With the holiday season right around the corner, we thought we’d weigh in with three suggestions on how to talk to your family about setting a holiday gift budget. Take a look:1. Be honest with your family about your finances. This is easier said than done as many of us whip out those credit cards to buy gifts even when we can’t afford it. If this sounds like you, this doesn’t mean you have to call every family member and tell them you can’t afford presents this year. But the next time you get together with your family or even one sibling, you may want to casually mention that buying gifts is a strain on your wallet. This leaves the door wide open for a family member to suggest a different approach to gift giving (all the while this sibling may be feeling the same financial squeeze as you.) From here, you can perhaps suggest a family dinner with no gifts. Or, if that seems too extreme, see how your family feels about doing away with gifts for the adults. Even if your family doesn’t share the same feelings, you will have started an important conversation and your relatives can now openly discuss making changes to your holiday gift-giving tradition.

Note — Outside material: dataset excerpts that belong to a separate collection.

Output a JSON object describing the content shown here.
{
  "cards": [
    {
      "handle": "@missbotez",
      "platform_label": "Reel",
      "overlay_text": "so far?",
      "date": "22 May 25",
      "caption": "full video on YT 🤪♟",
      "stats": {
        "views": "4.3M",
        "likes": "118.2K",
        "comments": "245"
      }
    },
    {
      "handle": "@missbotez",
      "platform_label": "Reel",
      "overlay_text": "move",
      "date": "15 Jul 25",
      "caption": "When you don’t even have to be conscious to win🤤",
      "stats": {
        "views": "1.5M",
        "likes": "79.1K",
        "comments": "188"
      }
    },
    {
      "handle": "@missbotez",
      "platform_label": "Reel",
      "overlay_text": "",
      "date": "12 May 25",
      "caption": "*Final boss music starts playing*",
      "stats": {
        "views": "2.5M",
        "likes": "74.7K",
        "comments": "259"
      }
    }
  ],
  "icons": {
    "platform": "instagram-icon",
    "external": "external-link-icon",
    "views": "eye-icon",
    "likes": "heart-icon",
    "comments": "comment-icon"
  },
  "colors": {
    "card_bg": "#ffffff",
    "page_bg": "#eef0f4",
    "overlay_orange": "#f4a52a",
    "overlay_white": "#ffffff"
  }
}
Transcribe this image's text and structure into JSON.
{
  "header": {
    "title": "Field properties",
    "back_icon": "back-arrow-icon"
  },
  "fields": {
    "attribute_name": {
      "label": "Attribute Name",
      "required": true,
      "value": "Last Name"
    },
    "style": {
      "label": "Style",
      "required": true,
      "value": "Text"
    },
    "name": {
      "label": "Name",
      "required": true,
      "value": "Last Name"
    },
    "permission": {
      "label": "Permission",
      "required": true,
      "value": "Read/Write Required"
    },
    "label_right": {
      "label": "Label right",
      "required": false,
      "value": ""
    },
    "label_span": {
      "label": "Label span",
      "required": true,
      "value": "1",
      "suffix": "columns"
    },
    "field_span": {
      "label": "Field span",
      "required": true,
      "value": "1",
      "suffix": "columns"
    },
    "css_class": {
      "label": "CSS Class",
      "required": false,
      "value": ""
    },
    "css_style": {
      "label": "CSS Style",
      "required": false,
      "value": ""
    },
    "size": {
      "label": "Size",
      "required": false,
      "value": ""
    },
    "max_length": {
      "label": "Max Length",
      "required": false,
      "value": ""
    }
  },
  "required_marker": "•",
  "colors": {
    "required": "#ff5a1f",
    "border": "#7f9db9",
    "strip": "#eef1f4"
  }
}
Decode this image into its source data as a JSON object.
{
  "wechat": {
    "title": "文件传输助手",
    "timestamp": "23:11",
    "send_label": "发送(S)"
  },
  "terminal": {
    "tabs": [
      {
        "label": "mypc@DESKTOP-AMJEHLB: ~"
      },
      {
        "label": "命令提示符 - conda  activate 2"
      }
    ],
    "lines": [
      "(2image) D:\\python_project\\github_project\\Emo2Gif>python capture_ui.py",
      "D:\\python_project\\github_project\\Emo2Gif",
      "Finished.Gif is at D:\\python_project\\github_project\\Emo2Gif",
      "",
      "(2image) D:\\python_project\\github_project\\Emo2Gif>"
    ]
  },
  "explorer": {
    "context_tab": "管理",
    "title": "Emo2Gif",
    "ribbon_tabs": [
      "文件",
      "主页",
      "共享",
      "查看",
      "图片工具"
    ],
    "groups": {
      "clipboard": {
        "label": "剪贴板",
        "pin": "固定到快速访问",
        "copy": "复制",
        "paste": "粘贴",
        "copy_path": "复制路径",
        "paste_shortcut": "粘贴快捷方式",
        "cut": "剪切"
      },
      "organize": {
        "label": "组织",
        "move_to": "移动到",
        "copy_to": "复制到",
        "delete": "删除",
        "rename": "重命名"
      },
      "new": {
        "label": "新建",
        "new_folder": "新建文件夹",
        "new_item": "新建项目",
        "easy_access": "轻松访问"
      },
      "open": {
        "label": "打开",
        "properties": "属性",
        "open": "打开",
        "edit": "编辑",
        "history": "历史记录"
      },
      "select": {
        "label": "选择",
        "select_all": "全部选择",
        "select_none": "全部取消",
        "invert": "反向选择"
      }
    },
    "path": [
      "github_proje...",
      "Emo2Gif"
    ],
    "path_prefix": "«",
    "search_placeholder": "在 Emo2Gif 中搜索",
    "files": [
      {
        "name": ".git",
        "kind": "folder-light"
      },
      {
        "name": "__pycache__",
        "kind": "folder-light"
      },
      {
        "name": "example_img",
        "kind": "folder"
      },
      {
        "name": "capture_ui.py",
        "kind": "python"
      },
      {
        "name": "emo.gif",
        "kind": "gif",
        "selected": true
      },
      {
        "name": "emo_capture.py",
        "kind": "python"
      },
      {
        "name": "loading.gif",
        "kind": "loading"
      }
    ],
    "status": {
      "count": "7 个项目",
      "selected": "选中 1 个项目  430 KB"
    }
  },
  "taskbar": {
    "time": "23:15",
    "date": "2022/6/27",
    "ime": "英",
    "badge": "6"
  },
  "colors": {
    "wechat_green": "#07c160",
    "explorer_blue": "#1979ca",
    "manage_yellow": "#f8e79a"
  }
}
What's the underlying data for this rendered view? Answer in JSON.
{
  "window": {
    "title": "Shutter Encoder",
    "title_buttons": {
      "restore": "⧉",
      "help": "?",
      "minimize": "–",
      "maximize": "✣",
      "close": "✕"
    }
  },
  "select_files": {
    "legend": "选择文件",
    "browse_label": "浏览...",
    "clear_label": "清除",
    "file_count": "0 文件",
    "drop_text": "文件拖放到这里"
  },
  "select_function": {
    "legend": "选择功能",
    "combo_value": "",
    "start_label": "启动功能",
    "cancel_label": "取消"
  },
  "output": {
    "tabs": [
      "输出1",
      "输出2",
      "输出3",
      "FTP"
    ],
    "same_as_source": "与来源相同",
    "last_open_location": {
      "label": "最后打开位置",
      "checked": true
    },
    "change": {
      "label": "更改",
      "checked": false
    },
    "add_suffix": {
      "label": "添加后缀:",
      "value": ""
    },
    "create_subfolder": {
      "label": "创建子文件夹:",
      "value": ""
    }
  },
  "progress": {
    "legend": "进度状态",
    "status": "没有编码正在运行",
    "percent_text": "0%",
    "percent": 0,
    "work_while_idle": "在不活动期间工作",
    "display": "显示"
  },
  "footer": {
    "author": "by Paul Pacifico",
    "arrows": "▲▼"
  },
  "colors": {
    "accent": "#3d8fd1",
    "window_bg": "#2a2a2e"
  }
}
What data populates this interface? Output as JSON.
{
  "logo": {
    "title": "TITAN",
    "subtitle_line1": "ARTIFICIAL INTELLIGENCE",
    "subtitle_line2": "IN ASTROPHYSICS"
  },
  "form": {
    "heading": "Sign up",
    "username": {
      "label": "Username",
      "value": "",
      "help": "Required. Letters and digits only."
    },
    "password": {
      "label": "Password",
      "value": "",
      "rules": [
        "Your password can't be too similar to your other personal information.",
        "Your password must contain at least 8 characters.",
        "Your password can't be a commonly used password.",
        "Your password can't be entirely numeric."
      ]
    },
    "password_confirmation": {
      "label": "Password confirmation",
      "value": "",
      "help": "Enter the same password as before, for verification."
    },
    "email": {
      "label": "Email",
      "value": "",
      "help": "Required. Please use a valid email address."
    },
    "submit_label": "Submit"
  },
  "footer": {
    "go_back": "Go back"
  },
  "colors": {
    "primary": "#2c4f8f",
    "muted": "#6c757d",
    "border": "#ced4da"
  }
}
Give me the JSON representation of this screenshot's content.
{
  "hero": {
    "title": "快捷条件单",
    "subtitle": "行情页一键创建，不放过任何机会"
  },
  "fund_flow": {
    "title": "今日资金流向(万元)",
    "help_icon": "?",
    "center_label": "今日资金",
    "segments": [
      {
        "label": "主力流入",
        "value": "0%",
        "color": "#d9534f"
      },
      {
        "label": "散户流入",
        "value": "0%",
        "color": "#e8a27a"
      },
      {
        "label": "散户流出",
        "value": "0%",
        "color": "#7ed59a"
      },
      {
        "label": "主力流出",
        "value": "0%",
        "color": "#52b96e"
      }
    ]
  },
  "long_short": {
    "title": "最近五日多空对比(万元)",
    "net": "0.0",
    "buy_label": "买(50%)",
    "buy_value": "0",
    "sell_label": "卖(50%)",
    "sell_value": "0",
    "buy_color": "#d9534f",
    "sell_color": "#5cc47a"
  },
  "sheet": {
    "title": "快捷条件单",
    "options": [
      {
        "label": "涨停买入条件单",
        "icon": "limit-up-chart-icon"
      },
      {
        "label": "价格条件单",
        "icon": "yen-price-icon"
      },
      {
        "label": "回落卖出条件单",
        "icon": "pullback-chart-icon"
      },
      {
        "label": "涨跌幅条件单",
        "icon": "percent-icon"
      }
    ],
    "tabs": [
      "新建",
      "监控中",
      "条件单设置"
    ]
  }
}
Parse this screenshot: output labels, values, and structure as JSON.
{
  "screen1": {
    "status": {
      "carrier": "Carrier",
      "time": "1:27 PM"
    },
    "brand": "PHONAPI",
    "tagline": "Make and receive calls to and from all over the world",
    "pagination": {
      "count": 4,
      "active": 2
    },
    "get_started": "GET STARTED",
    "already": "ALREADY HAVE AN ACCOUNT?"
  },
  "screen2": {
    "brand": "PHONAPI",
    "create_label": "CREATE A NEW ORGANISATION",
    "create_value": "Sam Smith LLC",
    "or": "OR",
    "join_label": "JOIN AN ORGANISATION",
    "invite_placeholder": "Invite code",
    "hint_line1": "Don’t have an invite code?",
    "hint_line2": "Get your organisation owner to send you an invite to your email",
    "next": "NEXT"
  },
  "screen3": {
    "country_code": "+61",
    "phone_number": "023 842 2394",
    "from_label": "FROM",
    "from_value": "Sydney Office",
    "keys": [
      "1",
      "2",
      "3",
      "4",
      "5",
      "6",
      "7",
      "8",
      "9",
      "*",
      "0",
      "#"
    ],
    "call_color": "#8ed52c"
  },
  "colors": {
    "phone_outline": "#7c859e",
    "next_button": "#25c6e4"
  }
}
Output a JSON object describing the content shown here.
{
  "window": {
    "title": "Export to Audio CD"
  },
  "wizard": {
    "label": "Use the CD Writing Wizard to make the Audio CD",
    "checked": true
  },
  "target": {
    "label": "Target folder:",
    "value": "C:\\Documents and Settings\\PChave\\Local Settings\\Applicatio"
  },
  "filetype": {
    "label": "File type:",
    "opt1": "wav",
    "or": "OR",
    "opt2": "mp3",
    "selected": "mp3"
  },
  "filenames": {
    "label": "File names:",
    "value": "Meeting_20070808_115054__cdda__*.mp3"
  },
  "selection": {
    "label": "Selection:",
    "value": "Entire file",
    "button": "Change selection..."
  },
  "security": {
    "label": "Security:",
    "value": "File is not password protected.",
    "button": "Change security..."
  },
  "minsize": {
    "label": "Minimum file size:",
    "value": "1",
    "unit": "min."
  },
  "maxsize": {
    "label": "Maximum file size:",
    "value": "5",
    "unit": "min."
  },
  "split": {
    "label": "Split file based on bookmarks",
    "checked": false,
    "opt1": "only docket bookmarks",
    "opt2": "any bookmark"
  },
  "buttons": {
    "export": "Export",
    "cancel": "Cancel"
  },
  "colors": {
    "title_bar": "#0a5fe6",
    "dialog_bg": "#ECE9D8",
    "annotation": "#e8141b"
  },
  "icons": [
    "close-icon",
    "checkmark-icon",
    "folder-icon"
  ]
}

2. Host the family holiday party. As the host, this makes it easier for you to take charge of the gift situation and make changes. A good way to do this is to send out a fun e-vite with details, such as "Please bring one adult gift only for a Yankee Swap." If you want to encourage gifts for the children and money is an issue, make it your prerogative to set a monetary cap on presents and include this information in your email. Even if your family doesn’t agree with your gift-giving rules, they will generally respect your wishes as you are the host. Chances are, the adults will have a blast during the Yankee Swap and each will bring home a fun gift that they will remember for years to come (even if they re-gift it!) After the holidays pass, you can volunteer to host again next year or suggest that the party take place elsewhere with another Yankee Swap.
3. Talk to your mom, dad or the family leader. Most families have someone who acts as the matriarch or patriarch - the person you and your siblings usually turn to when there’s a family issue or you need an intermediary. If you are uncomfortable bringing up a Christmas gift budget with your other adult relatives, start by talking to mom or the one family member you feel you can confide in. This is an opportunity to share how you feel and make honest suggestions for curbing gift spending. Your mom, in turn, can talk to your other adult relatives and offer up suggestions to the family, like a Secret Santa or Yankee Swap. If the holiday budget busting idea comes directly from mom, adult kids tend to listen - at least in my family.